A match made in heaven, a love that may never be fulfilled, movie extras, the exotic culture of the Pandas, and an attempted kidnapping – this little novel has it all.

Eight people’s lives interact, not only in the everyday but also on the dance floor. A love triangle has constant interference from a past girlfriend. An academic cribs shamelessly from another’s work. Meanwhile, his partner walks out on him. Feisty Rosetta is torn between the two men she loves. Sensible Angela falls for
an awesome guy with a Harley motorcycle in pieces in his lounge room.

Continually intertwined is a love of dancing in the community of which the characters are all a part.

BRUCE CLAYTON SHAW

Bruce was born in Adelaide, South Australia and studied social anthropology at the University of Western Australia (PhD 1975). He compiled seven books of Aboriginal Australian life histories (a form of oral history). Now out of print, they include: When the dust come in between (1992), Bush time, station time (1991), Countrymen: The life histories of four Aboriginal men as told to Bruce Shaw. (1986), Banggaiyerri: The story of Jack Sullivan (1983), My country of the pelican dreaming (1981). He entered semi-retirement as part-time proofreader for a heritage office.

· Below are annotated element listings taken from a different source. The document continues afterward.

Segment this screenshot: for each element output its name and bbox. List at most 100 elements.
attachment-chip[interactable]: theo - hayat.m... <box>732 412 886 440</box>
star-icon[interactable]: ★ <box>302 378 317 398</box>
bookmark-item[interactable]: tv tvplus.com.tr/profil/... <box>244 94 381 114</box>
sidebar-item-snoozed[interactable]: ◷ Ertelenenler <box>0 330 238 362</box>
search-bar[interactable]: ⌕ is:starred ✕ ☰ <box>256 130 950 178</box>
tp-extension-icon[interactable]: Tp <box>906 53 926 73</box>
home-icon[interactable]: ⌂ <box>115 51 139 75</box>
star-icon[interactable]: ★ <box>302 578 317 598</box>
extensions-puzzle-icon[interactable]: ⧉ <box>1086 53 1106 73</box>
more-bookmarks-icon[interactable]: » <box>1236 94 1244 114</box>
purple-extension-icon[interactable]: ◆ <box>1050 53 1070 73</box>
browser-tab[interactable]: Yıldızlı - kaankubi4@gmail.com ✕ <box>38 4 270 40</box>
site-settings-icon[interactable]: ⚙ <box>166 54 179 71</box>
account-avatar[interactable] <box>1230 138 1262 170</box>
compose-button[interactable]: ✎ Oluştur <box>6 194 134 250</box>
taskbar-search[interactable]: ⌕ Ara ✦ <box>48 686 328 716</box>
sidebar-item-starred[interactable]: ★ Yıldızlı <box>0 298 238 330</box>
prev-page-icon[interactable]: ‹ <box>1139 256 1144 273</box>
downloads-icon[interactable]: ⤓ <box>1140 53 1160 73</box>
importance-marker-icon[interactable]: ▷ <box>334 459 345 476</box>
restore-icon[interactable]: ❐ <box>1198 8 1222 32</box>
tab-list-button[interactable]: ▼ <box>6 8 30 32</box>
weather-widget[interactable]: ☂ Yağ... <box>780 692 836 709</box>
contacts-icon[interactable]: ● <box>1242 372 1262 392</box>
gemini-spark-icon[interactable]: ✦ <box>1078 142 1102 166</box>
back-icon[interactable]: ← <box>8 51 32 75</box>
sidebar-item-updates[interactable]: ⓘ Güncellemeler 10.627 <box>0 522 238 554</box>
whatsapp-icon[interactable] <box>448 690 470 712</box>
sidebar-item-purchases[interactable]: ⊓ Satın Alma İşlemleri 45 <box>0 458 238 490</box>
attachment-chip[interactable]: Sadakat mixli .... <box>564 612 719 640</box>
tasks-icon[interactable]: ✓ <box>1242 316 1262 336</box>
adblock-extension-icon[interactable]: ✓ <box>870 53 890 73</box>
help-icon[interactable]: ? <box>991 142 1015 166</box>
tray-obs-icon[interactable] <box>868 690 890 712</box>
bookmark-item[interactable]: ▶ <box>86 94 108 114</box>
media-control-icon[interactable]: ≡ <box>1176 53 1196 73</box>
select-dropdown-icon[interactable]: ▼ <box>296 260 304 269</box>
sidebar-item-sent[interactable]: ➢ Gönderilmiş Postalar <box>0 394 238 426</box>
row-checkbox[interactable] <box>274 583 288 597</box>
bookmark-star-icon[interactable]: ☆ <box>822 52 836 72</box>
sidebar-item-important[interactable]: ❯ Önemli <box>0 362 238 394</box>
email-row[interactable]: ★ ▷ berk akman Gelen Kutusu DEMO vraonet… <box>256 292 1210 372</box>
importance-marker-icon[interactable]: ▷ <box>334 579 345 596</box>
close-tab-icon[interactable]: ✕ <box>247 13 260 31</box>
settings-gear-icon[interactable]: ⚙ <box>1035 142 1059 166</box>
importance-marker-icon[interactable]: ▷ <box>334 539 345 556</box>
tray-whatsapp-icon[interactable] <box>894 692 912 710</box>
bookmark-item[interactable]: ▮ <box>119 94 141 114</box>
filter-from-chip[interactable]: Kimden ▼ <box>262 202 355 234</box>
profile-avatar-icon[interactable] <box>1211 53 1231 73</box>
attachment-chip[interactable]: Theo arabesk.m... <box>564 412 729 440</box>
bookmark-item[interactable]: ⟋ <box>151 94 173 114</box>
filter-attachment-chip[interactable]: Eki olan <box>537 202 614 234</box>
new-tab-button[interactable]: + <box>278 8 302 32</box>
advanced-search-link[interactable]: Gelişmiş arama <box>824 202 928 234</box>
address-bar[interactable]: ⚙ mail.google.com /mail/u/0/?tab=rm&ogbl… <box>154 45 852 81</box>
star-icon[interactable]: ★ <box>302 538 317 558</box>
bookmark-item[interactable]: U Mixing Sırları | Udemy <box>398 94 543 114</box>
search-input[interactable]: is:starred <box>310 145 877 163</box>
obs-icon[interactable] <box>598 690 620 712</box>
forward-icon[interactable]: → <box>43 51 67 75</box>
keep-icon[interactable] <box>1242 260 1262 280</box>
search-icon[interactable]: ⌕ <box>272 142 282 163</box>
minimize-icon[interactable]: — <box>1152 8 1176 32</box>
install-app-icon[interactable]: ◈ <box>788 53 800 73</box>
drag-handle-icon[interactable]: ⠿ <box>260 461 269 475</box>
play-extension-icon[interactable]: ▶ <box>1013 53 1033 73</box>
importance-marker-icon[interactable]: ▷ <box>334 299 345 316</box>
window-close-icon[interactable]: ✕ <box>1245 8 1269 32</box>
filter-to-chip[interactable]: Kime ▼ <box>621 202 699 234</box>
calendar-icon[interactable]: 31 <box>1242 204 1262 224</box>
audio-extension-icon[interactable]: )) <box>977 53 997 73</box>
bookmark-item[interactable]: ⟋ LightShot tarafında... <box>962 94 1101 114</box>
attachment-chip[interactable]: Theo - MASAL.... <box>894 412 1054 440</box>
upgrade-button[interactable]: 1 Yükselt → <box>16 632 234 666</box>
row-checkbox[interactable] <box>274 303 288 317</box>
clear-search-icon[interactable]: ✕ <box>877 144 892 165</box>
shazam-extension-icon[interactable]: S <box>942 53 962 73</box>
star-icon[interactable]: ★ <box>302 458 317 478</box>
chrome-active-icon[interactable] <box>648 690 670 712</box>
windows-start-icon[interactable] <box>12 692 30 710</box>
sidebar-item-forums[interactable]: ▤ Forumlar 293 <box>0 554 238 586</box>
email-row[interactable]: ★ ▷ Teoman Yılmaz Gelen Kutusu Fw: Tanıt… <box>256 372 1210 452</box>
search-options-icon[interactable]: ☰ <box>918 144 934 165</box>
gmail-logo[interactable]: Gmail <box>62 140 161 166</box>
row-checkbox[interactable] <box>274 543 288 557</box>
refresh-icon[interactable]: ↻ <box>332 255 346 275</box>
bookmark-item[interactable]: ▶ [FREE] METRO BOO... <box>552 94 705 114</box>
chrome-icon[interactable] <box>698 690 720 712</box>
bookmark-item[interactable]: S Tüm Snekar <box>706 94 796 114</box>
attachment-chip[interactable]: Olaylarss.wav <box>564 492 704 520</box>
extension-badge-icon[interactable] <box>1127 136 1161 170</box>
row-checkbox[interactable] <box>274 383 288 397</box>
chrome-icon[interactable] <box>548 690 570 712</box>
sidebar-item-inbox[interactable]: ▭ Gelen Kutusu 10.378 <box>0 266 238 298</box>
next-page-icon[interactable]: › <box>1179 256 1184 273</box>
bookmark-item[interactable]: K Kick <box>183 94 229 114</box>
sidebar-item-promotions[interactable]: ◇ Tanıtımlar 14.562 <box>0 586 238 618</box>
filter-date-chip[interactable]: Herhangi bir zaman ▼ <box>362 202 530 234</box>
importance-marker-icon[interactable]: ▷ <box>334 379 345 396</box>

He is now retired and lives in Perth, Western Australia where he continues to write both nonfiction and, recently, fiction. In the 1990s he took up English studies at the Flinders University in South Australia (PhD 2004), having always wanted to extend his studies in English. Subsequently, he wrote The Animal Fable in Science Fiction and Fantasy (2010), published by McFarland & Co., and a second book, Jolly Good Detecting (2014) also published by McFarland.

Back Step is his first work of fiction. It novel is informed by the experience of many years writing non-fiction: in oral history (helpful when forming dialogue), and knowledge of literary techniques – plotting, setting, style, characterisation – learnt through the writing of his two books of criticism. He likes to think of himself as a low-key humourist.